George Fox (1624-1691) was a founder of the Religious Society of Friends. He rebelled against the prescriptive religious and political authorities and went to London in 1643 in a state of mental confusion, from which he found solace in the Bible. Over the next few years ox travelled around the country engaging clergy to try to help with the matters he found to be troubling, but found it them no comfort. He had hoped to find a spiritual understanding absent from the established Church among the English Dissenters but fell out with one group for he maintained that women had souls.

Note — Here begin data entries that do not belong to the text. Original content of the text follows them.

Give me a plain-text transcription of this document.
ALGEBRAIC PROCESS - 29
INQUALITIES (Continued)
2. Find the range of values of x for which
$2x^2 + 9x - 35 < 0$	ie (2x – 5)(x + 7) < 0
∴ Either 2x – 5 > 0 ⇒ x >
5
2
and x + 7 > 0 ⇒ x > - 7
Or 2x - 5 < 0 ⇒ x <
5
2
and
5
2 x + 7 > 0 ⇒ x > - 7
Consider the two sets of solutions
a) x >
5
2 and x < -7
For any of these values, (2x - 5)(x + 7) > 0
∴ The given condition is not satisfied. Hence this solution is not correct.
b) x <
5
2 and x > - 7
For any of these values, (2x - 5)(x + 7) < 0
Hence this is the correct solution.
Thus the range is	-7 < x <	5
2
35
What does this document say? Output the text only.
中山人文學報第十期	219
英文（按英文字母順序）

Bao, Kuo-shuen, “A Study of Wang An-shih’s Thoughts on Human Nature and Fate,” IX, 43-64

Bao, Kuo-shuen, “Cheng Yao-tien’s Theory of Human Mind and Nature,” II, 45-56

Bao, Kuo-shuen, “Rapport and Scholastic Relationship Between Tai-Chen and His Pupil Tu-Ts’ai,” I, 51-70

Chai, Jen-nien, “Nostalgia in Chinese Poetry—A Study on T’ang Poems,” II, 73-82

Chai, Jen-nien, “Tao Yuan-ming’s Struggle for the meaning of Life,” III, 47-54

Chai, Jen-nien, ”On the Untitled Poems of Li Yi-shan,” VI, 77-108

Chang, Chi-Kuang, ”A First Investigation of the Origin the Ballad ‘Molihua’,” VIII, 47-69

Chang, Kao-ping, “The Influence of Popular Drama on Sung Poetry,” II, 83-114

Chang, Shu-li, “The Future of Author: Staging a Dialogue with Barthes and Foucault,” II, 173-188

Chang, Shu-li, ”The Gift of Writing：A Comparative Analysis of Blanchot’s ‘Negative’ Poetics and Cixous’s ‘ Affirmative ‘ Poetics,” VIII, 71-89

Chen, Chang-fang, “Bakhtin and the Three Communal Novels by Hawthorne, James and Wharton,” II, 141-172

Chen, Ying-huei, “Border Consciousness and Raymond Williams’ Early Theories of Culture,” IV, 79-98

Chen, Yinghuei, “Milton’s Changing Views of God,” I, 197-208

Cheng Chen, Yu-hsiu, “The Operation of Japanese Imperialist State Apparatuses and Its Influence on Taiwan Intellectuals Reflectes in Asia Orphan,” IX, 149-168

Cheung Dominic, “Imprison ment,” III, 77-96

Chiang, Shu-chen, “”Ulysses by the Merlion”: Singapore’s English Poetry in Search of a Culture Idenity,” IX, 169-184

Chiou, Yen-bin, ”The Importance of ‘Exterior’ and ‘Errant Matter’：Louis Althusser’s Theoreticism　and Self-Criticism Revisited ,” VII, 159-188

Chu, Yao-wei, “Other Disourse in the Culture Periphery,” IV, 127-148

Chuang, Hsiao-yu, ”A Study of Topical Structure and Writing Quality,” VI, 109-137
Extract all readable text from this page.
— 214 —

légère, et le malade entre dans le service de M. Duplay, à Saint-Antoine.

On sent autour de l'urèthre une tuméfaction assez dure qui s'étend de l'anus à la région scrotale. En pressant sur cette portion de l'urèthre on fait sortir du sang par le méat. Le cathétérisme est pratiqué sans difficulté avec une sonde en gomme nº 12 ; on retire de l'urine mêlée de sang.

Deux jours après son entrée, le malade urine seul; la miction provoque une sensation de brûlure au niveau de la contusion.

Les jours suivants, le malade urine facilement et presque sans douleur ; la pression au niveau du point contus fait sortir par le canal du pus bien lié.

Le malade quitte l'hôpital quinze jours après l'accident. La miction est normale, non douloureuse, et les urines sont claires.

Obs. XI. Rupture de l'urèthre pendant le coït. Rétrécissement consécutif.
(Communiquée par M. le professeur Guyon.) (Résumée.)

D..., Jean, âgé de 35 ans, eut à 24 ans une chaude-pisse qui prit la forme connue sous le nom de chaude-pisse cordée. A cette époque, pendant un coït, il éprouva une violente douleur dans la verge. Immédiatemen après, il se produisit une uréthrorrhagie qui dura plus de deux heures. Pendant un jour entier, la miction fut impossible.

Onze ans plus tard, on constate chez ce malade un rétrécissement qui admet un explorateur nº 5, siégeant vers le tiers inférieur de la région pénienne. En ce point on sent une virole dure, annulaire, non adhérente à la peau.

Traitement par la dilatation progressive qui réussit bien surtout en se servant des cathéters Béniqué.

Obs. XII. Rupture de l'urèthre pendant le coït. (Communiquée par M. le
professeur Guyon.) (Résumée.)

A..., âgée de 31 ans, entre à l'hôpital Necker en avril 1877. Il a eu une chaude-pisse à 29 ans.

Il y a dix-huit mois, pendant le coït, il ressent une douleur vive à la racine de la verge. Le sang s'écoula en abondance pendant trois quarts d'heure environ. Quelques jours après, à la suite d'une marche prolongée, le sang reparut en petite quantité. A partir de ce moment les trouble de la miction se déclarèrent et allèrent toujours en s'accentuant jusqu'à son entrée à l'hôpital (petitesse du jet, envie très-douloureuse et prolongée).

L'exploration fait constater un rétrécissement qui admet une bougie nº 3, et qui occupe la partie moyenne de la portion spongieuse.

In 1647 Fox began to preach publicly, which gave rise to small gathering or sect that ended up calling themselves Friends. His qualification for ministry was not derived from any ecclesiastical study but from the Holy Spirit, who guides him. This extended to anyone and everyone.He was also against any religious ritual, as the important thing was a true spiritual conversion, and shunned things such as baptism by water, trying to refocus on the internal act, as opposed to the external action. He also shunned the idea of churches being building of religious experience and called them ‘steeple-houses’ instead to highlight the fact that religious experience can occur anywhere. Throughout his travels he was persecuted by the authorities who disapproved of his beliefs and upsetting of the established order. His ministry grew and grew until he was preaching to roughly a thousand people. He continued to travel and was arrested many times, often for disturbing the peace or unauthorised worship. In 1655 he was arrested and brought to Oliver Cromwell as parliamentarian fears of monarchist plots grew, but he assuaged these fears referring to his refusal to take up arms.

Fox travelled throughout Europe and America preaching the now established ways of the Society of Friends, visiting Ireland to preach against the Roman Catholic Church’s use of ritual, and as far as North America, even visiting the colonies of the West Indies where he was accused of inciting the slave populations to revolt. He returned to England, convinced of the Society of Friends progress there, but when he arrived he was met with division, with some Quakers still refusing the establishment of women’s meetings. He was arrested again for refusing to swear an oath, and after his release spent much time writing on the subject of oaths, something which he saw as essential to the Quaker’s faith, in allowing him to experience everyday truth and an inner light.

He died in January 1691. His legacy with regards to the Society of Friends was enormous, with his leadership overcoming government persecution and also internal disputes.